Hi,
I'm an F1 AWS user, and I'm trying to run the PCIE Write Combine example on a cl_dram_dma example design:
https://github.com/awslabs/aws-fpga-app-notes/tree/master/Using-PCIe-Write-Combining
In this example, I'm trying to experiment with the wc_perf.c example to write a single line (16 DWORDS) from the host to the DDRA. According to the above note, running the example with the below command:
**$ sudo ./wc_perf
**Followed by:
**$ sudo fpga-describe-local-image -S 0 -C
**
outputs the below:
DDR0
** write-count=16
** read-count=0
While running with "-w" option,
**$ sudo ./wc_perf -w
**Followed by:
**$ sudo fpga-describe-local-image -S 0 -C
**
outputs the below:
DDR0
** write-count=1
** read-count=0
meaning, that the write_count when we use the -w (Write Combine option), should have a write count that is reduced from 16 to 1. Quoting from the notes:
"The -w option tells wc_perf to use WC, and the number of write data beats was reduced from 16 to 1. This is the reason why writing a WC region with small operations is faster, because they are accumulated into larger chunks using a 64 byte buffer located in the CPU core bus interface (BIU). This is also the reason why it cannot be used for all accesses."

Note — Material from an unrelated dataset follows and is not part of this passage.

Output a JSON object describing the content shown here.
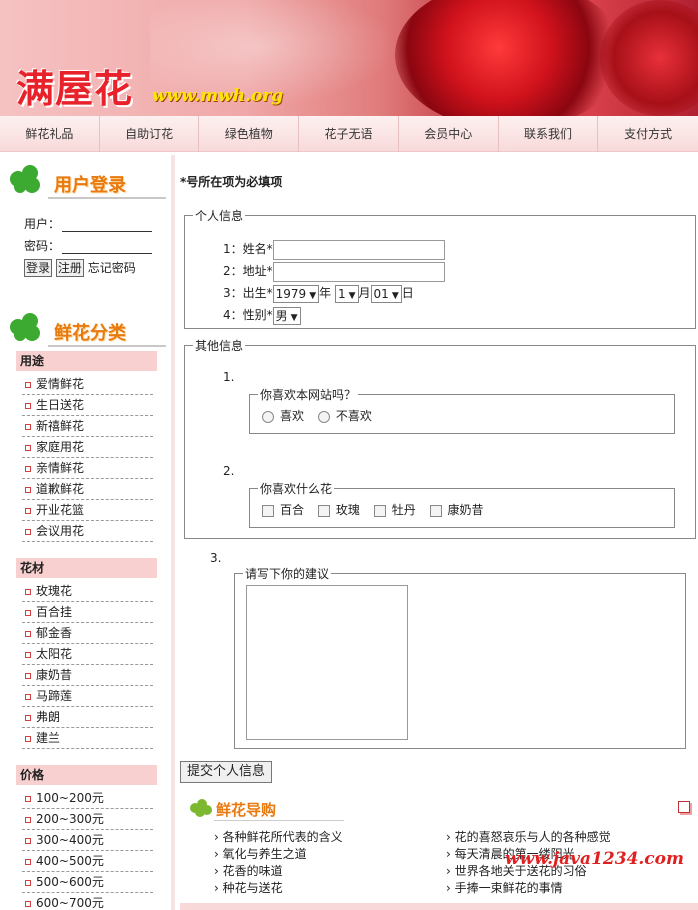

However, when I run the experiment I get different results than the ones described in the notes:
When I either run
"sudo ./wc_perf -w"
or
"sudo ./wc_perf"
followed by
"sudo fpga-describe-local-image -S 0 -C"
I get the same write_count of 1600:
DDR0
write-count=1600
read-count=0
DDR1
While I understand why the count is 1600 and not 16 (num_of_passes is 100 in wc_perf.c), the count expect to be when using "-w" option is 100 and not 1600, which means 16 times less than without "-w". Am I doing anything wrong in the experiment?